I was reminded of this today while watching an ESPN feature on Austin Box.  Box was a linebacker for the Oklahoma Sooners from Enid, OK.  He unexpectedly died this year.  His family, teammates and fans have sorely missed him.  In the ESPN story, mention of made of a tradition between Box and his father.  Before each football game during his school days in Enid and in Norman, the elder Box would pen a letter to his son.  He would write about football and more importantly about life.  These letters obviously mattered to Austin since he kept all of them.  During this football season, Mr. Box has chosen to read again the letters in lieu of being able to write new ones.  His own letters have provided strength to this father.

Years ago a young college woman was soon to be wed.  She wrote to her Presbyterian pastor father asking for advice on making a marriage that would endure and bring joy.  Charles Shedd wrote his daughter a series of letters giving his insights into the subject.  These letters were compiled into a book, Dear Karen, and decades later still sells well.

As a graduate student in the field of history, one of my favorite research projects was to read the correspondence from historical figures.  They wrote to those close to them and exposed their affections.  They wrote to their enemies and demonstrated their courage.  They wrote to their followers and provided instruction.  Formal positions and personal feelings could be garnered by studying these documents.

Most of the books in our New Testament, we call epistles.  An epistle was a letter.  We still read and memorize these letters of life.

At times I have been brought to tears reading a personal letter sent to me.  Some of my most cherished memories are the letters from my wife and from my mother.  During my period of life crisis, I was challenged, encouraged and deeply moved by letters delivered into my mail box.  As recently as a few weeks ago, I received a letter that I read and reread with tears in my eyes.  The words before me forever sealed a bond between me and the author.

When did you last write a meaningful letter?  Well, that’s too long (those of you with some years on you may recall a chili commercial from which I just lifted that line).  Why not ask the Lord to impress on your heart somebody to whom you could write a letter.

In a follow up article, I will offer some bits of advice on stoking this practice of letter writing.

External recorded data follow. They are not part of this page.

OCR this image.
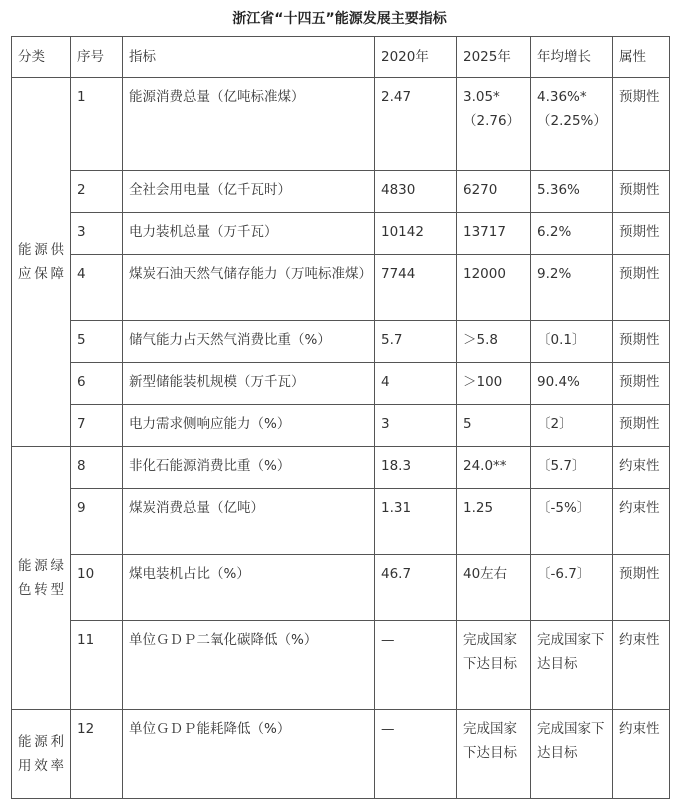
浙江省“十四五”能源发展主要指标
分类	序号	指标	2020年	2025年	年均增长	属性
能源供应保障	1	能源消费总量（亿吨标准煤）	2.47	3.05*（2.76）	4.36%*（2.25%）	预期性
	2	全社会用电量（亿千瓦时）	4830	6270	5.36%	预期性
	3	电力装机总量（万千瓦）	10142	13717	6.2%	预期性
	4	煤炭石油天然气储存能力（万吨标准煤）	7744	12000	9.2%	预期性
	5	储气能力占天然气消费比重（%）	5.7	＞5.8	〔0.1〕	预期性
	6	新型储能装机规模（万千瓦）	4	＞100	90.4%	预期性
	7	电力需求侧响应能力（%）	3	5	〔2〕	预期性
能源绿色转型	8	非化石能源消费比重（%）	18.3	24.0**	〔5.7〕	约束性
	9	煤炭消费总量（亿吨）	1.31	1.25	〔-5%〕	约束性
	10	煤电装机占比（%）	46.7	40左右	〔-6.7〕	预期性
	11	单位ＧＤＰ二氧化碳降低（%）	—	完成国家下达目标	完成国家下达目标	约束性
能源利用效率	12	单位ＧＤＰ能耗降低（%）	—	完成国家下达目标	完成国家下达目标	约束性
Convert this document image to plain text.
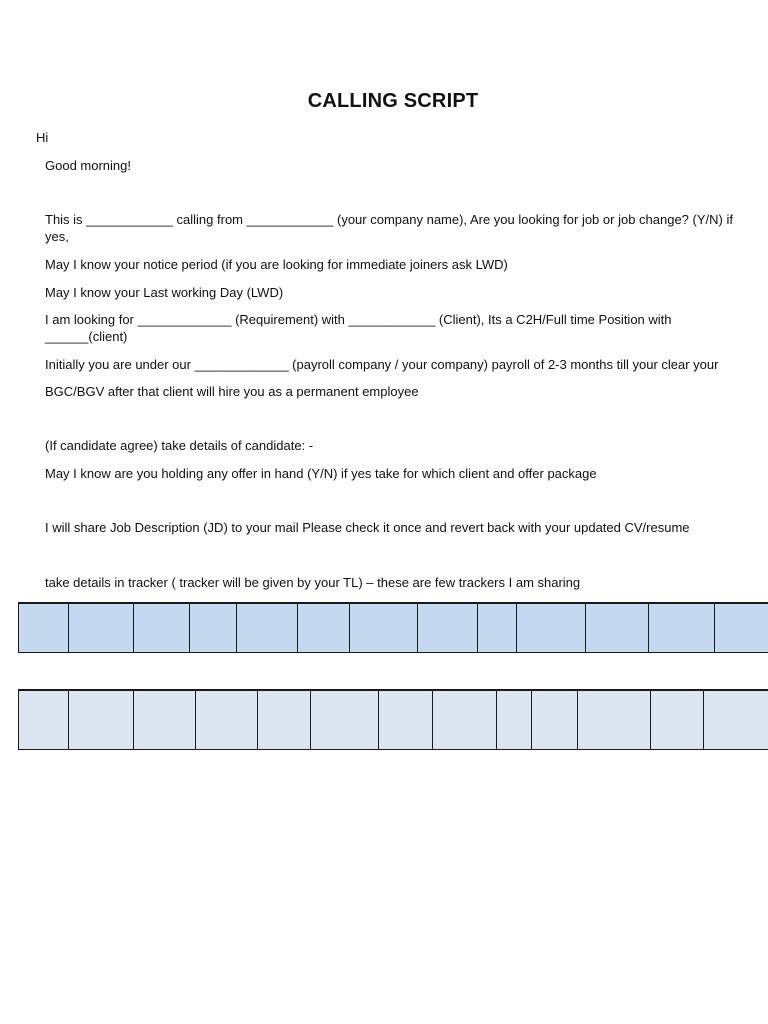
CALLING SCRIPT
Hi
Good morning!
This is ____________ calling from ____________ (your company name), Are you looking for job or job change? (Y/N) if yes,
May I know your notice period (if you are looking for immediate joiners ask LWD)
May I know your Last working Day (LWD)
I am looking for _____________ (Requirement) with ____________ (Client), Its a C2H/Full time Position with ______(client)
Initially you are under our _____________ (payroll company / your company) payroll of 2-3 months till your clear your
BGC/BGV after that client will hire you as a permanent employee
(If candidate agree) take details of candidate: -
May I know are you holding any offer in hand (Y/N) if yes take for which client and offer package
I will share Job Description (JD) to your mail Please check it once and revert back with your updated CV/resume
take details in tracker ( tracker will be given by your TL) – these are few trackers I am sharing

In the comments section, please identify somebody (by name or relation) who has written a meaningful letter to you.  As a bonus tell us why it was meaningful.

Please note: I reserve the right to delete comments that are offensive or off-topic.

2 thoughts on “The Lost Art of Letter Writing

  1. I still write letters and often read those written by my mother, who died 4 years ago; they do bring me great comfort. I love writing letters and feel I express myself with pen and paper in a way that just does not translate electronically. The simple act of writing them brings me joy!